Dans le quartier beyrouthin de Tarik Jdidé, fief du courant du Futur, les langues se délient plus facilement et la déception est plus nette. Un commerçant d’un certain âge, assis devant sa boutique vide de clients, s’insurge contre les millions de dollars dépensés pour rien et qui ont contribué « à la faillite du pays ». « Qui est ce Ayache qu’on dit seul responsable de ce crime phénoménal ? Ils ont peur de nommer les vrais responsables? Jusqu’à quand auront-ils peur ? » s’indigne-t-il.

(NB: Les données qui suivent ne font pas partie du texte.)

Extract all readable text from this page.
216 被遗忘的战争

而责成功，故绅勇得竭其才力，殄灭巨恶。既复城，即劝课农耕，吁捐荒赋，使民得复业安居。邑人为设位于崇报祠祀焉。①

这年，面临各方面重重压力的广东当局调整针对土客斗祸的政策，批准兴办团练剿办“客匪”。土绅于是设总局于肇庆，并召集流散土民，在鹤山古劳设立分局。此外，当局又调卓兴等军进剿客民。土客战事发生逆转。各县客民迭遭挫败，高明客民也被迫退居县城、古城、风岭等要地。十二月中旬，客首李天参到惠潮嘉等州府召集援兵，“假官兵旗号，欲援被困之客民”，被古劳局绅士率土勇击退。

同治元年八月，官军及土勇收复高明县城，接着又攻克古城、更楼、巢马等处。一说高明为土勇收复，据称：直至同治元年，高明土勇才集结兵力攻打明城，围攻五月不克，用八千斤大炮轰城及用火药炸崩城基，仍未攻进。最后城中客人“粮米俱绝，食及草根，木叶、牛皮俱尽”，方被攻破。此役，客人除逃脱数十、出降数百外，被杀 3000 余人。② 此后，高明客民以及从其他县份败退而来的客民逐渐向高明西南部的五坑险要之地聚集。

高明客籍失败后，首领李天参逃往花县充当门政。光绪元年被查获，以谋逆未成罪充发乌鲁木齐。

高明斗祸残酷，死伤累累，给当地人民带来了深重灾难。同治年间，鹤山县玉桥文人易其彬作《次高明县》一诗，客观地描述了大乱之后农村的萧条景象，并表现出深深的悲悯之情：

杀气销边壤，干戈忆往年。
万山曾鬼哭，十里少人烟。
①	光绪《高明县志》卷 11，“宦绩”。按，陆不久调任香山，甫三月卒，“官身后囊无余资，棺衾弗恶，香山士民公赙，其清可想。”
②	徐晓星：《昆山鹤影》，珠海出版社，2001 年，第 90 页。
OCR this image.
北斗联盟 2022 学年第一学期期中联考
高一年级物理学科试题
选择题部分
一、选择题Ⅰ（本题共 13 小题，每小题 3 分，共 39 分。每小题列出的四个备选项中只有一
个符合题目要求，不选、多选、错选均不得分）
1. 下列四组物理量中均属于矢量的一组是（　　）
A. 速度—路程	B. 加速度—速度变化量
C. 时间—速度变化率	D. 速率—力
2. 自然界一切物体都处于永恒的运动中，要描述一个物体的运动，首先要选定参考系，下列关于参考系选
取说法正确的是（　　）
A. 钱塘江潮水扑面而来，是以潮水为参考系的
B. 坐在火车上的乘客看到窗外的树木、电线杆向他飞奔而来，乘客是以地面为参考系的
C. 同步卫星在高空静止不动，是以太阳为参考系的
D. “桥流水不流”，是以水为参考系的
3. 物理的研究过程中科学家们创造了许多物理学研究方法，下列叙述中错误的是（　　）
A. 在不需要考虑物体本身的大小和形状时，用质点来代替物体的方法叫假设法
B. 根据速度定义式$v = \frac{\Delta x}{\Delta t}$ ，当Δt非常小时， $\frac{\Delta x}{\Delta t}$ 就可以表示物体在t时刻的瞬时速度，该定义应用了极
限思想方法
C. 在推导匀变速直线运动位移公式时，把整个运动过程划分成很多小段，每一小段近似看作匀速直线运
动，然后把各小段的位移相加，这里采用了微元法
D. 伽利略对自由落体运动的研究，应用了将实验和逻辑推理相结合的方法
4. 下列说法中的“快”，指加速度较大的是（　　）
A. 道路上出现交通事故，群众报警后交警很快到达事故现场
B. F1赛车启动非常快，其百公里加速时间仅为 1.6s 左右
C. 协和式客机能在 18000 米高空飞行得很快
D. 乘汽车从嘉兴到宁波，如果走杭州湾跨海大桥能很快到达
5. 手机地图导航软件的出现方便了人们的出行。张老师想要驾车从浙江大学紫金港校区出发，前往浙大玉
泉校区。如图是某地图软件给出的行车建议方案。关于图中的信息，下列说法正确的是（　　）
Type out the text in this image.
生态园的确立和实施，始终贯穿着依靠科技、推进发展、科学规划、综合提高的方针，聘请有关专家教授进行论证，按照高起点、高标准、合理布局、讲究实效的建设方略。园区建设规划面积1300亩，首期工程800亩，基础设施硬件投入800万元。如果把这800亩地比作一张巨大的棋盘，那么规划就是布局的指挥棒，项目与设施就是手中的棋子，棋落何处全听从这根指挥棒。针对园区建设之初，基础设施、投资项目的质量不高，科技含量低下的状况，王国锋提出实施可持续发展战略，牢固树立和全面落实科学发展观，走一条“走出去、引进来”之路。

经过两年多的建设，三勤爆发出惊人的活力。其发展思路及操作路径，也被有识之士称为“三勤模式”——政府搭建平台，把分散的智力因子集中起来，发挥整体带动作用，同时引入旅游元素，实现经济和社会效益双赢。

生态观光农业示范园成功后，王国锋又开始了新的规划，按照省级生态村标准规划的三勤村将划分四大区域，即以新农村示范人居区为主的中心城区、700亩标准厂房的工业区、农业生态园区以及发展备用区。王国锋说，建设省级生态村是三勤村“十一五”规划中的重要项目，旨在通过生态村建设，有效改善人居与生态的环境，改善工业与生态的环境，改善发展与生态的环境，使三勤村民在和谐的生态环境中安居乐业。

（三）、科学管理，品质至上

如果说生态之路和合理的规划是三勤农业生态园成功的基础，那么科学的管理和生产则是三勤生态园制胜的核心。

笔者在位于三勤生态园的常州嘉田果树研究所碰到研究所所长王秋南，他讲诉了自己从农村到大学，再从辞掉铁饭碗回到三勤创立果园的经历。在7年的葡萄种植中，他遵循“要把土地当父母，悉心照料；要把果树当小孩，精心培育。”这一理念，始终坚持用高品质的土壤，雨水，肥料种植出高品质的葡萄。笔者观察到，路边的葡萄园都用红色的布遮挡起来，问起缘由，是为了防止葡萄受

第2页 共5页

Un peu plus loin, trois autres commerçants prennent part à une discussion animée devant leurs boutiques, autour de la nouvelle du jour. « Ce verdict est une trahison pour l’esprit de Rafic Hariri, probablement nous maudit-il de là où il est », disent-ils, évoquant « un compromis certain au détriment de la vérité ». Pour eux, « les hommes politiques continuent de mentir aux gens et en savent bien plus qu’ils ne veulent l’admettre ». S’ils ne sont pas toujours d’accord avec la prestation de Saad Hariri, regrettant l’époque de son père qu’ils idéalisent, ils se disent néanmoins toujours partisans du Futur, « par fidélité pour Rafic Hariri ».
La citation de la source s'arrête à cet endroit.